Non-residential: Stable base.
- Non-residential fibre connections expanded 4% y-o-y and 1% q-o-q to 47,408. Revenue contribution from this segment grew 4% y-o-y and 1% q-o-q.
- Non-building access point (NBAP) connections grew 12% y-o-y and 5% q-o-q to 1.642m, while revenue contribution from this segment surged 8% y-o-y and 2% q-o-q.
Economies of scale.
- 3QFY20 EBITDA margin rose 3ppt y-o-y and 0.6ppt q-o-q to 73.6% as a result of:
- economies of scale, and
- SFRS 16 impact – effective 1 Apr 19.
- This was partly offset by higher depreciation expenses on larger fixed asset base and higher other operating expenses for IT maintenance. Excluding the impact of SFRS 16, EBITDA margin would have been 72.8%, or 2.2ppt higher y-o-y.
Stock Impact
- Key priorities for FY21 include:
- Residential: New housing developments to drive 2% y-o-y growth in residential connections,
- Non-residential: Partnerships with Requesting Licensees (RLs) and to continue to serve SMEs (approximately 200-300,000 business connection opportunities) and government agencies with a focus on SMEs, and
- NBAP: Adding capacity, flexibility and resilience to denser network and preparing to support 5G infrastructure.
Capex to exceed FY19’s spend as NetLink seeks to densify network.
- We expect FY20’s capex to exceed the S$71m capex spent in FY19 as the company aims to densify the network. This will drive the RAB and earnings of NetLink Trust.
- Unlike telcos, we do not expect NetLink Trust’s cashflow to be impaired by the 5G roll-out as the company is a passive infrastructure owner. Active hardware needs will be upgraded/replaced by telcos. Therefore, the onus of rolling out the 5G network (and heavy capex burden) lies on the telcos/spectrum holder.
Strong balance sheet.
- NetLink Trust has a low gearing with gross debt/EBITDA at 2.4x while EBITDA interest coverage is high at 13.6x.
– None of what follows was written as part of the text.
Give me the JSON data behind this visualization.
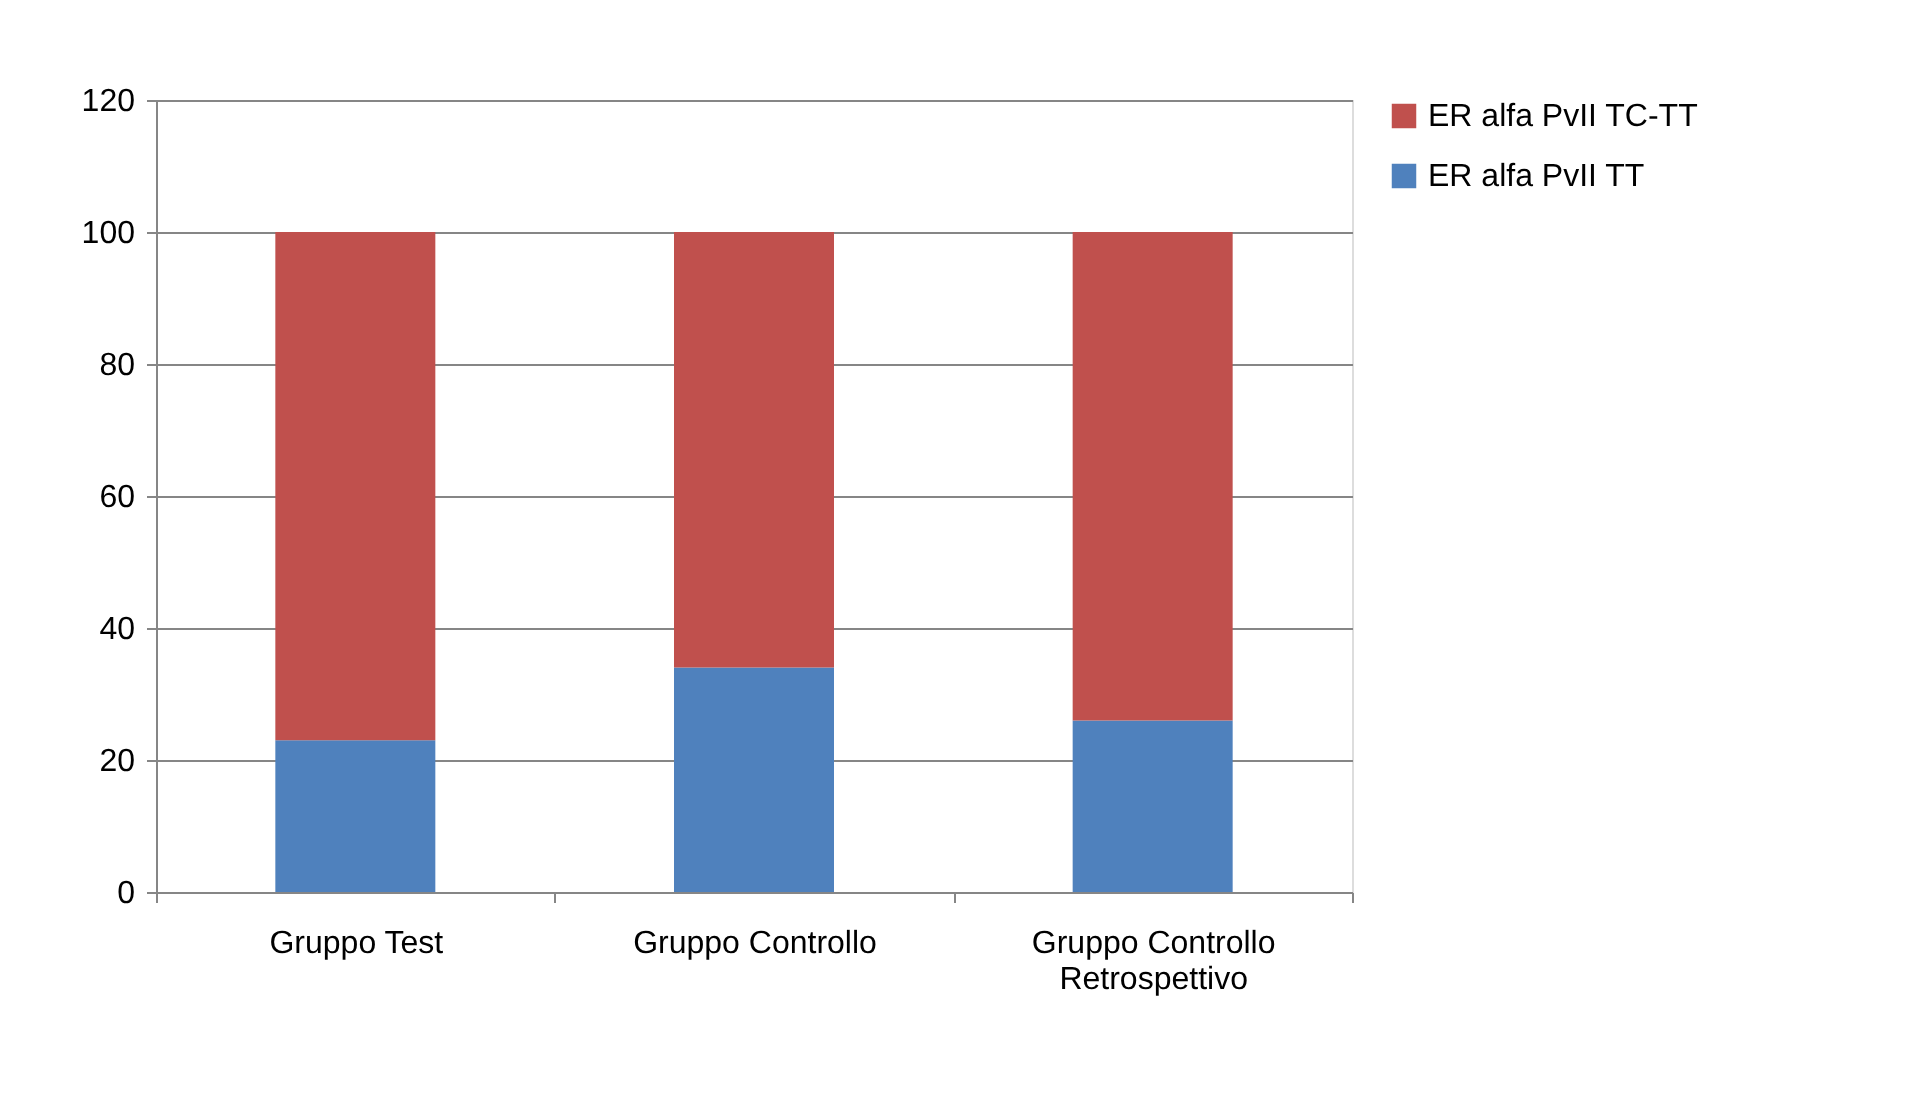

There is sufficient debt headroom of S$400m for FY20 to finance further expansion, assuming NetLink Trust keeps within the threshold of 4x for gross debt/EBITDA.
Earnings Revision / Risk
- No change to our earnings forecast.
Valuation / Recommendation
- Maintain BUY with a DCF-based target price of SGD1.05 based on cost of equity: 6.3% and terminal growth: 1.5%. At our target price, the stock trades at 17.2x EV/EBITDA, +1SD to its 3-year mean EV/EBITDA of 15.3x.
- NetLink Trust has outperformed the STI by 8% ytd and we expect further outperformance as investors seek shelter in high dividend yielding stocks amid external volatility.
- Buy on:
- good earnings visibility, and
- attractive dividend yields.
Share Price Catalyst
A clear beneficiary towards 5G roll-out
- A clear beneficiary towards 5G roll-out on the back of:
- higher connections and higher installation-related revenue, and
- the onus of rolling out 5G network lies on the Mobile Network Operators (MNOs).
- Growth in demand for NBAP connections should the government accelerate the roll-out of 5G/Smart Nation initiatives.
- Investors seeking defensive yield from NetLink Trust’s resilient, predictable and transparent and regulated cash flows.